Cancer puts us in a prison behind the bars of our bodies. Ironically, our bodies become the thing that holds us behind bars shackled  to a disease that’s inside of us. A disease that’s using our own bodies try to kill us. 

Essentially were on death row.

Yet even people on death row sometimes receive a pardon with a state elected governor intervening in their impending execution. Sometimes I wish I were on death row instead of having metastatic cancer.  Frighteningly as it seems it may be a lot easier than living in this body that creates  this jail and causes this lack of freedom.

I suppose it’s not all that bad. Death in someways is the biggest jailer of all. We lose our freedom to be here with our family and friends. We lose our freedom, as far as we know anyway, to do anything wonderful and to be with the people that we love. Yet we are strong and beautiful no matter what has been cut off or cut out of our bodies, or how deep the  cuts go in such painful and violent surgeries and therapies.

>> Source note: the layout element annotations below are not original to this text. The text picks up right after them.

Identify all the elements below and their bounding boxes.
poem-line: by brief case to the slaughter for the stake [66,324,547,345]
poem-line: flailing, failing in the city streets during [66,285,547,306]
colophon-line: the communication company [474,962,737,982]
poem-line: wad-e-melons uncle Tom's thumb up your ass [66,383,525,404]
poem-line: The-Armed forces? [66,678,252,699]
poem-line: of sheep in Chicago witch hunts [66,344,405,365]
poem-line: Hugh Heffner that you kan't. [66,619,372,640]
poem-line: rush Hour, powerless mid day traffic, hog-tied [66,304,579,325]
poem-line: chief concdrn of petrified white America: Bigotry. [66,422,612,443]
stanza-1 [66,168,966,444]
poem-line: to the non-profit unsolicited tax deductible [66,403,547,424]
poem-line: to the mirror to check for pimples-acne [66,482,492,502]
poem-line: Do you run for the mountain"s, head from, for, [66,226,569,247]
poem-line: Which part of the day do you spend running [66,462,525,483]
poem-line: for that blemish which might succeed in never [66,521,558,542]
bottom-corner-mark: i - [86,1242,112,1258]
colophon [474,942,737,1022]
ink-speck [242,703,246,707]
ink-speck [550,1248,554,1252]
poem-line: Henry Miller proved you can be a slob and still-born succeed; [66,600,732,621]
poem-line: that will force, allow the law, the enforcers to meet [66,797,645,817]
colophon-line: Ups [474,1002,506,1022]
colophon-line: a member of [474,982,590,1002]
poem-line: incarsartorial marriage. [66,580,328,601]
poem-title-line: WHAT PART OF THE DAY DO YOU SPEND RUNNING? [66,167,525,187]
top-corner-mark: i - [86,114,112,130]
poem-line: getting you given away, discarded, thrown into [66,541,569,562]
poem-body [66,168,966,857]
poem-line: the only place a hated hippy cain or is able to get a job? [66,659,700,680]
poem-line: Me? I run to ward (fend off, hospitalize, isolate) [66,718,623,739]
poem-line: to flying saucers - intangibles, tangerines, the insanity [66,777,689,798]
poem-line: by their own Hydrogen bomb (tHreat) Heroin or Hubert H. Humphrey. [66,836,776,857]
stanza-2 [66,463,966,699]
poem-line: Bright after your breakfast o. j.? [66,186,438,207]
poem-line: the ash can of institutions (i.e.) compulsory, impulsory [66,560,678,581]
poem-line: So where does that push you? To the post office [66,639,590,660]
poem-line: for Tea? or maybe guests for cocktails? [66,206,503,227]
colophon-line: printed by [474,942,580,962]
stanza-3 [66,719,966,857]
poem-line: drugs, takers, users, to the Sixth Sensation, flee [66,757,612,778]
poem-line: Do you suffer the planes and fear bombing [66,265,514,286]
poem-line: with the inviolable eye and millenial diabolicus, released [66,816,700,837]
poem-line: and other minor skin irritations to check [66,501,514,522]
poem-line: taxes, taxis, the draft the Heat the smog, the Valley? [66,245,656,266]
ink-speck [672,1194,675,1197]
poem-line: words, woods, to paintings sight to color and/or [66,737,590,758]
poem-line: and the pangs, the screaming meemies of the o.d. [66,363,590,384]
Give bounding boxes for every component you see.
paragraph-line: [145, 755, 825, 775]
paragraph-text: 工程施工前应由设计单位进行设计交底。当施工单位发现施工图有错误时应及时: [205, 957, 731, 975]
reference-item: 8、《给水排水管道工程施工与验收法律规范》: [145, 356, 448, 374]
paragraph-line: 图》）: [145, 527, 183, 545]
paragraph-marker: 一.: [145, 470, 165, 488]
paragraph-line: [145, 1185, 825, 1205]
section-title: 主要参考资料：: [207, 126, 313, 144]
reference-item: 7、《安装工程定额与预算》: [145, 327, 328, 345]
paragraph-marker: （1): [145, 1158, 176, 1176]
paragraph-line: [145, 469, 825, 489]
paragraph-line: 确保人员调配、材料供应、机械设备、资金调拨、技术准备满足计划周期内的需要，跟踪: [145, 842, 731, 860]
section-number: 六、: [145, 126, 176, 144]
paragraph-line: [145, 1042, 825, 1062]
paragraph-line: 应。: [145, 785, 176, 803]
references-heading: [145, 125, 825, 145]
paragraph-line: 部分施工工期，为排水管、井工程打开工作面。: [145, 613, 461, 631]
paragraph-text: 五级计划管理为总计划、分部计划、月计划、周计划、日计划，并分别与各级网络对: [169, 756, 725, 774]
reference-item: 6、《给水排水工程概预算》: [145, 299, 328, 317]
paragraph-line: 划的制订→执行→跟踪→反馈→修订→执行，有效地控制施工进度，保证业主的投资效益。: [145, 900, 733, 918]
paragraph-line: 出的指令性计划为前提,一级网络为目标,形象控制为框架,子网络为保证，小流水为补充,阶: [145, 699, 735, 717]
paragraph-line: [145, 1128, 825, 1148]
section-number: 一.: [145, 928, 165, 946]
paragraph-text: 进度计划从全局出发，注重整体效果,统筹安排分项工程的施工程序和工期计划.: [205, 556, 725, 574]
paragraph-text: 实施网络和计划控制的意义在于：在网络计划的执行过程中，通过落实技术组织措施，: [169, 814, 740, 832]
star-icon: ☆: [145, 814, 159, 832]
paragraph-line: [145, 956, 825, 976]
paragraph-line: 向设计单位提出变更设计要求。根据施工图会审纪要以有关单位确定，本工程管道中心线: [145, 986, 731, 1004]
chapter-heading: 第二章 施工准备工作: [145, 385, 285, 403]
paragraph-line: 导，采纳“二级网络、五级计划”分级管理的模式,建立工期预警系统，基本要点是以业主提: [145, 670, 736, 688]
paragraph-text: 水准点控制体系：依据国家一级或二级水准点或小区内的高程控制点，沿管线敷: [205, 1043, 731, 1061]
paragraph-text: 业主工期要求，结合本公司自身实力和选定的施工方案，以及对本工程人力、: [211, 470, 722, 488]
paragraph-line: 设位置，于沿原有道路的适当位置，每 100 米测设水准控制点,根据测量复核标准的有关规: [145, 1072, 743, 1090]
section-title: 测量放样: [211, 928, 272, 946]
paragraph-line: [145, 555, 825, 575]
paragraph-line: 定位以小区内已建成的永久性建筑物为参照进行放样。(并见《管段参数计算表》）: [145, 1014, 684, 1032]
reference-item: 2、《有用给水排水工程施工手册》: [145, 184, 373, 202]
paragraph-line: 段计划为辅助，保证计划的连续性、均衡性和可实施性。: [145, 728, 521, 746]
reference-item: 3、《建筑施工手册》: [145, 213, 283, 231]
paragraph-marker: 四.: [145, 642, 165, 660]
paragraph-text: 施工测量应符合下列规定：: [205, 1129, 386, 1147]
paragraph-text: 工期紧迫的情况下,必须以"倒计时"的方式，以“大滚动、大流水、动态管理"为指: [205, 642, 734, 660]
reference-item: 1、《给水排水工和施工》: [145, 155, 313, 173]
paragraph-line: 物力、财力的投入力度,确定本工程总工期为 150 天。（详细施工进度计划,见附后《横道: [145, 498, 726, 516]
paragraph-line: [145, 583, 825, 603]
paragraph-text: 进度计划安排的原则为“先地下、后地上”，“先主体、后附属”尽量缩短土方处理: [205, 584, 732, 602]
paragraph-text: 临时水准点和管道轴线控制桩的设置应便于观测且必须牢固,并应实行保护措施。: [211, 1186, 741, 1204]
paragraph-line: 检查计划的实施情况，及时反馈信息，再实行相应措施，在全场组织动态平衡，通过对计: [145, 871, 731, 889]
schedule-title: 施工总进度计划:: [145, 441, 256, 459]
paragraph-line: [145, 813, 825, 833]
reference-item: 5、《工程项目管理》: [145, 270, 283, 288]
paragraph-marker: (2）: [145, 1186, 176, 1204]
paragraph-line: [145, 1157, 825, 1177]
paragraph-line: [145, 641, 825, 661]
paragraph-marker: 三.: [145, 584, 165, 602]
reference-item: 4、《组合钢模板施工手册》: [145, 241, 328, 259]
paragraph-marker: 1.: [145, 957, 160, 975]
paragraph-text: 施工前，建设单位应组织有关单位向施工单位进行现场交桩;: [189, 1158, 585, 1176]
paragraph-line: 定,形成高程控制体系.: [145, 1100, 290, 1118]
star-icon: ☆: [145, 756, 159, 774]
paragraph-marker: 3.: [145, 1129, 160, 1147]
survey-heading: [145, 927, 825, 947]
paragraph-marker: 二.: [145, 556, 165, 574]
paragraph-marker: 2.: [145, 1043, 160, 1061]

But there’s an upside to all this. I must believe things aren’t so abysmal. And it’s not so much that freedom been taken from us. We also have freedom from certain things, too. We  have freedom from people walking all over us, people taking advantage of us, people being disingenuous to us. It’s sad that it took cancer for some of us to realize we didn’t have to put up at some of the crap we used to put up with. So we do have some new freedoms as well. We have the freedom to get in front of the line if you’re not feeling well. We have the freedom to ask for an upgrade on a flight. We have the freedom to ask for an extension on a bill since our financial freedom‘s have all but left us, taken away by the astronomically high price of cancer. We don’t have anymore financial leeway or the freedom to spend any money on items that it might just be small luxuries for ourselves. We’re too busy trying to figure out how to pay for our medications and our visit to the doctor and for chemotherapy and other types of therapy. 

But we do have the freedom every day to wake up the new day and say hello to the morning. And we do have the freedom to walk in the sunshine or in the rain, or in the dark or in the light. We also have the freedom to think for ourselves and that freedom is the most cherished one of all. We can be our own best advocate. We  reserve the right to say yes and we are liberated to say no to what’s being offered to us. So as we get near the first day of summer, which is also my birthday, and the longest day of the year which makes sense if you know me, and as we get closer to  independence day in the United States let’s think about how independent we can be from cancer and from the negative perspectives we may have had prior to our diagnoses. I think about how independence and freedom are absolutely and intrinsically connected in my heart and your mind.

Perhaps use your cancer card this summer to just take a break once in a while. Just relax and remember we all have the freedom to breathe in the air and to love without boundaries. How lucky we are to be alive and still enjoy that freedom.